All I’m saying is—he’s not. But if he sees his faults and what he did, how it affected you…
just listen to him, come together, and work this out.
You guys are too good together for it to end. ”
“He doesn’t seem to think so.”
“I know. Sometimes they’re really hardheaded.” She puts her arm around me and slides closer on the bench. “You’re a good egg.”
“An egg. I get an egg?”
She laughs. “I’m just saying, your heart is so full and so open.
Zander is lucky to have found you and fallen in love with you.
” Then her hand falls on my stomach. “You’re going to give them a great life.
” Tears slide down my mom’s cheeks. “You guys are going to be so great together. And it just makes me—”
“Mom, why are you crying?”
“I just love it when somebody goes through something really bad, and they get something really great out of it. And Zander is going to get you. I think he’s really, really lucky.”
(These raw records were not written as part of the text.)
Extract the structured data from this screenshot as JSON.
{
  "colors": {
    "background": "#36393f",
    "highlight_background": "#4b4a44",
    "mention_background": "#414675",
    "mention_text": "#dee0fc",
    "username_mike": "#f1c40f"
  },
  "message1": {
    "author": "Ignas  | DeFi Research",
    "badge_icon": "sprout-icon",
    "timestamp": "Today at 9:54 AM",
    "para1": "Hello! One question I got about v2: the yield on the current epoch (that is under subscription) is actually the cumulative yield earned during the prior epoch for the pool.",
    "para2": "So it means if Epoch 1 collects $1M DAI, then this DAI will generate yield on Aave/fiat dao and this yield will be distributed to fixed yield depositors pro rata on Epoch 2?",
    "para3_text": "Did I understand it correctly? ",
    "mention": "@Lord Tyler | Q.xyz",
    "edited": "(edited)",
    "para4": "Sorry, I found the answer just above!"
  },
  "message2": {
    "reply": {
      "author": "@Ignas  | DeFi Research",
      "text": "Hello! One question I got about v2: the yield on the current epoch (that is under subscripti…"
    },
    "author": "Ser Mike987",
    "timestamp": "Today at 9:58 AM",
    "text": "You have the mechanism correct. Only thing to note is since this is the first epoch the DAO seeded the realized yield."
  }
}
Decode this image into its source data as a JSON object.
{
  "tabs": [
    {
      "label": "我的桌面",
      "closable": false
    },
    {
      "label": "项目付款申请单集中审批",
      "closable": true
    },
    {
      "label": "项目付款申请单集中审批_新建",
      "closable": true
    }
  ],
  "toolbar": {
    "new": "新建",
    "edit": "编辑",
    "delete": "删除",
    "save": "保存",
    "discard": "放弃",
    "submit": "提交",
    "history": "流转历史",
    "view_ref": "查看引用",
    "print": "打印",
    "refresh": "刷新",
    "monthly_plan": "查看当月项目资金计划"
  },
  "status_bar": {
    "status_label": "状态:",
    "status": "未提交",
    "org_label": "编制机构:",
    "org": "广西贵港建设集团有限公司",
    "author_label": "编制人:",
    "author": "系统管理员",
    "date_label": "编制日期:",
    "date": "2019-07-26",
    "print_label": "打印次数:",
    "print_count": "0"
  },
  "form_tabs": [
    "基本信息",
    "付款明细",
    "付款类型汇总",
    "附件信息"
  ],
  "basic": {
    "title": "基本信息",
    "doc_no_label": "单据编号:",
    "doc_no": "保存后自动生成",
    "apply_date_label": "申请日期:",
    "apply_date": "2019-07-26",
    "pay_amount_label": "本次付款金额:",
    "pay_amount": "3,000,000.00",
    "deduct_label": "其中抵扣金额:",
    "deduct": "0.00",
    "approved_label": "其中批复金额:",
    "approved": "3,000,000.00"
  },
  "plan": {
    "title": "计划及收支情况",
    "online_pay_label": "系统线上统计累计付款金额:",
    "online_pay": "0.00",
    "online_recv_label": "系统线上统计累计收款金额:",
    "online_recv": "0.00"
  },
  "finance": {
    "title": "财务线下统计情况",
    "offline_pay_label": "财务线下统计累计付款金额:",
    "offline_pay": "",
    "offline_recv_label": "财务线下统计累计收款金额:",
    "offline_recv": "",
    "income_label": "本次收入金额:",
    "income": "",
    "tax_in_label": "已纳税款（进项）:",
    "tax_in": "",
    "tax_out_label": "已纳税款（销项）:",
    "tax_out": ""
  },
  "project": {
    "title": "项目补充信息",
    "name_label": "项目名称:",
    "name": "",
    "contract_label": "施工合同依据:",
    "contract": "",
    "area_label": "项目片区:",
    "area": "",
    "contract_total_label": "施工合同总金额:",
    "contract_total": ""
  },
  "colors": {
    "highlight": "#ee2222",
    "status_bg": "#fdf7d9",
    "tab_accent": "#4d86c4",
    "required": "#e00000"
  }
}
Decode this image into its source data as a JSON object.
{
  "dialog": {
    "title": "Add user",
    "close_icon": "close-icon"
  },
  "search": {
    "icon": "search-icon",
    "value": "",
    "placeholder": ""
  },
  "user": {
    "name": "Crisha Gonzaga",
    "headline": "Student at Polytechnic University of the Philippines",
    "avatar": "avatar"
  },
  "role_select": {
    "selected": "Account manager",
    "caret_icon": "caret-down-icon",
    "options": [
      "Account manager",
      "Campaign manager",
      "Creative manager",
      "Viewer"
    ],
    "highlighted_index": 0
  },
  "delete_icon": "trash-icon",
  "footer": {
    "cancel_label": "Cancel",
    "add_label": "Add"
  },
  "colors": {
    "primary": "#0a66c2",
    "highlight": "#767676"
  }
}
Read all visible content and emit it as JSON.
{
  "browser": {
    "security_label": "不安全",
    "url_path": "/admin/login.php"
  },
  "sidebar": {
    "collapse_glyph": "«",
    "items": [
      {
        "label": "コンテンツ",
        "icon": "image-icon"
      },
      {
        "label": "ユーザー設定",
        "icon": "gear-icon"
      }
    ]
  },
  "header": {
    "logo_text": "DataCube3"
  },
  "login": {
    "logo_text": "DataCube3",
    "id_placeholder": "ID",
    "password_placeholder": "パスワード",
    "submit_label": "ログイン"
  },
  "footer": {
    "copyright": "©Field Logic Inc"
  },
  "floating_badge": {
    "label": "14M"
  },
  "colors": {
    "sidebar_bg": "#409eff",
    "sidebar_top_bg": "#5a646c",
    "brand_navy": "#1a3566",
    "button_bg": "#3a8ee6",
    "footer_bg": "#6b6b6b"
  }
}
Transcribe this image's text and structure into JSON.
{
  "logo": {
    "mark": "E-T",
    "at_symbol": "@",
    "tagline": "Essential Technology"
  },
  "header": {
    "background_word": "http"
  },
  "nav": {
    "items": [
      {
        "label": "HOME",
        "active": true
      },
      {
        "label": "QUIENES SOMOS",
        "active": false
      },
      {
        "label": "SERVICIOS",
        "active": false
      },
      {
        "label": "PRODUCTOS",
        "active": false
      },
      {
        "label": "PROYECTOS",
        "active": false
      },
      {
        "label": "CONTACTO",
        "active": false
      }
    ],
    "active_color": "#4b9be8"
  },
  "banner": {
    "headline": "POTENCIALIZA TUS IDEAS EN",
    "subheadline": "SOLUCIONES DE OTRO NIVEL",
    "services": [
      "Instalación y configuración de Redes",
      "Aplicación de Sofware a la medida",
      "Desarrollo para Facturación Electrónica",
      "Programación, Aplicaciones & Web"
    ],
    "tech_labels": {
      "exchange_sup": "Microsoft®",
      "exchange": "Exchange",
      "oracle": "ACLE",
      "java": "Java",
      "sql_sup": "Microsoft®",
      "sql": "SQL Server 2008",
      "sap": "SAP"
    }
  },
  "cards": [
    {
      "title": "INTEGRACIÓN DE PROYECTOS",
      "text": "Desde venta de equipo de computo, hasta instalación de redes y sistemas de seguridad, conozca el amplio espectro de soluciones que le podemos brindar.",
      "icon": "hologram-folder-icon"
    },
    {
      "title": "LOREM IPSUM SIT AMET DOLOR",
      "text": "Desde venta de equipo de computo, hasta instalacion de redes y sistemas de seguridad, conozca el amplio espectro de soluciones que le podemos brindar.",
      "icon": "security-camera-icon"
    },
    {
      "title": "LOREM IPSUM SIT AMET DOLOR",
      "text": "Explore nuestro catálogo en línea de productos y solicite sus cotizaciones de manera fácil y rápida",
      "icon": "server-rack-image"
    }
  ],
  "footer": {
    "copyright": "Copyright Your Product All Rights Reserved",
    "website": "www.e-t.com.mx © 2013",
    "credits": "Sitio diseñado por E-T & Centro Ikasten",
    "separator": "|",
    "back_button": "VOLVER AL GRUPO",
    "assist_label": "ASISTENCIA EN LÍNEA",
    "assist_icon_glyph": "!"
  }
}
She kisses my cheek. We sit there, and we hug, and the desire to see Zander is greater than ever.
“Oh!” She pulls away. “A peach. You’re a peach!”
“What?”
“Yes. Sweet and easy to like.”
I stare at her blankly, then I tilt my head. “Better than an egg, I suppose.”
She settles next to me again, putting her hand on my stomach, and I lean my head on her shoulder. This is what she’s talking about. This is what Zander never had, and I’ve taken it for granted because I don’t know what I would do without my family.
As we sit there quietly, I try to fill myself with the same hope and confidence my mother has that Zander will come for me. For us. His son and me.